A QA automation engineer's notes on building a discovery-first test data layer for a B2B contract-management platform.
Every Playwright suite that tests against a shared environment eventually grows a line like this:
const orderId = 12345; // "the good order", trust me
It works the day you write it. Then someone reshapes that order, or a cleanup job deletes it, or another team's tests mutate it into a state your assertions never imagined. Your spec fails, and the failure has nothing to do with the feature under test. Multiply by fifty specs and you spend more time re-pinning IDs than finding bugs.
I banned hardcoded entity IDs from the suite outright. In their place, every spec gets its test data from a discovery-first scenario: a named, typed description of the entity a test needs ("an editable order", "an order with three or more line items"), resolved against the live environment at Playwright fixture-setup time.
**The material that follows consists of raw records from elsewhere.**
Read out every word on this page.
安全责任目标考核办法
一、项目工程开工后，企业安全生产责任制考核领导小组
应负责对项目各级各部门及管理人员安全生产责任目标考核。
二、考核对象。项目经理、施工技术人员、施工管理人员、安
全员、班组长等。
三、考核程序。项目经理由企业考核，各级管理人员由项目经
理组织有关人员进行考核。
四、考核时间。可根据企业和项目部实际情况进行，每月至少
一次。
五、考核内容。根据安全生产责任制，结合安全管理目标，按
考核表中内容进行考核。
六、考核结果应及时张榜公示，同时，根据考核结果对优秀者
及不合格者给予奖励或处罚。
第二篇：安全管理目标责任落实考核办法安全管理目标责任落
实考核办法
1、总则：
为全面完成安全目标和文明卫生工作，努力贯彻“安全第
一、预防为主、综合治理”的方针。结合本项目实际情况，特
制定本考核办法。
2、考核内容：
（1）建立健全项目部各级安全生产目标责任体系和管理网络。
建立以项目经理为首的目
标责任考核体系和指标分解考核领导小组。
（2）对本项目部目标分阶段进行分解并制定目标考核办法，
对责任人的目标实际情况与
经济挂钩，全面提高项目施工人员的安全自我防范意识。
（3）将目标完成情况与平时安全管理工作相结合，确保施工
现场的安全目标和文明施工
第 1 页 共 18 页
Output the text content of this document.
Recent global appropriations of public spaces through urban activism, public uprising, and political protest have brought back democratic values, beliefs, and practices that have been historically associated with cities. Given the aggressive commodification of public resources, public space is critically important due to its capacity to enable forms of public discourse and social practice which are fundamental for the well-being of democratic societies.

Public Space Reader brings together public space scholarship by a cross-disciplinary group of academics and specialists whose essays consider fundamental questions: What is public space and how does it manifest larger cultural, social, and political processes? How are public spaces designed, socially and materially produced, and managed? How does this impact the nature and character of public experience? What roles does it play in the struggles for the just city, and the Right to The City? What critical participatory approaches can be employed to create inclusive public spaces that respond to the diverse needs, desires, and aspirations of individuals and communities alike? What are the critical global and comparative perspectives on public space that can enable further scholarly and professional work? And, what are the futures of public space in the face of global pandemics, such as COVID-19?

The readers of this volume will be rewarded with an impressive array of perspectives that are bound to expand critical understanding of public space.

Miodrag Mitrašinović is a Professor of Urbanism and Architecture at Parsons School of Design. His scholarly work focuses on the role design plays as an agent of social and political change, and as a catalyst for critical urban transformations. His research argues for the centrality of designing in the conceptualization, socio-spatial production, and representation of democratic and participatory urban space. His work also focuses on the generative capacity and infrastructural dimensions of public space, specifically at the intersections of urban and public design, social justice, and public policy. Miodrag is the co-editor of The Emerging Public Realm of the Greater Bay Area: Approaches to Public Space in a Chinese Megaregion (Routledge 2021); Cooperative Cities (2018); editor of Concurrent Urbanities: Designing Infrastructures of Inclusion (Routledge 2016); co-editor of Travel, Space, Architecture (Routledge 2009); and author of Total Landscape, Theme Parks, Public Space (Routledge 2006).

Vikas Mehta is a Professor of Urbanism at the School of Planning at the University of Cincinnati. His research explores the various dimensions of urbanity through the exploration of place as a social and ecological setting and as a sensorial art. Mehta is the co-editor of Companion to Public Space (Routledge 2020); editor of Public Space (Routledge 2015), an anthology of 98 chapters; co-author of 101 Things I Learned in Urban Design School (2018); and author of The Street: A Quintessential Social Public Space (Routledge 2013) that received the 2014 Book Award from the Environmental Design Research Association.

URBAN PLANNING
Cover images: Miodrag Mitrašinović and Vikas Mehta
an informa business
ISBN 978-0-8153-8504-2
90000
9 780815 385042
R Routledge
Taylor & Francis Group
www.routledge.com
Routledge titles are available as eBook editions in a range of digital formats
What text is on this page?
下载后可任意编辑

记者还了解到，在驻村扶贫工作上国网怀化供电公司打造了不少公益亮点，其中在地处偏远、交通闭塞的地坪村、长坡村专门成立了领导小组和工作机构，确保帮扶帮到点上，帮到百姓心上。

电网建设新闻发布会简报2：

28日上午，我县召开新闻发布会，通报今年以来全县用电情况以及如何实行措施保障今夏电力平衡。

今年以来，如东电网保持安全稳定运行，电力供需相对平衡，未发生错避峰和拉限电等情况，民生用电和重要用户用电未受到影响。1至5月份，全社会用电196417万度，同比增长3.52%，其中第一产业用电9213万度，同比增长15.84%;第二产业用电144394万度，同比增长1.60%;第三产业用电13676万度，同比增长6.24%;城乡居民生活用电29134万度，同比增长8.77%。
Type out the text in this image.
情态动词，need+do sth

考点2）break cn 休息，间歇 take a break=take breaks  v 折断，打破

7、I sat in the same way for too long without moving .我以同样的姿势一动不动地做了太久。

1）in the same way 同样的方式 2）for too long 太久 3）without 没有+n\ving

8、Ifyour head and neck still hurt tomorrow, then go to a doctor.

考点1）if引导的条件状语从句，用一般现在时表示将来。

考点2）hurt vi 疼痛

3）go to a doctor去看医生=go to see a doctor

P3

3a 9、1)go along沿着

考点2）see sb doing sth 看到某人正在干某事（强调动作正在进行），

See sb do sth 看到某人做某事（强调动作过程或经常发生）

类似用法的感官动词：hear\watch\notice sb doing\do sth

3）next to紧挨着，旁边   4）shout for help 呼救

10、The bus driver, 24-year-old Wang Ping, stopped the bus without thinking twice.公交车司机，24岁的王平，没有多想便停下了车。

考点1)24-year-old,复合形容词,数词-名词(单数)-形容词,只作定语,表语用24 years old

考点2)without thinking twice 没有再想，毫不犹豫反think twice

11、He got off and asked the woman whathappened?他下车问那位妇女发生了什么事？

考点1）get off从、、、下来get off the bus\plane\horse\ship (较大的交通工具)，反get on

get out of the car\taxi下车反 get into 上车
Here's the machinery, and the ways I've seen it save us.
The contract: a name in, a real entity out
The core is a small generic class, ScenarioResolver<T>, in src/core/data/. Domain authors register named scenarios using up to three strategies, and resolve() tries them in order:
- Criteria: a partial-equality match against a pool of entities fetched from the list endpoint (
{ status: 'active' }finds the first entity whosestatusis'active'). - Finder: a custom predicate for shapes criteria can't express. Compound conditions, "pick the max", "first order with 3+ line items".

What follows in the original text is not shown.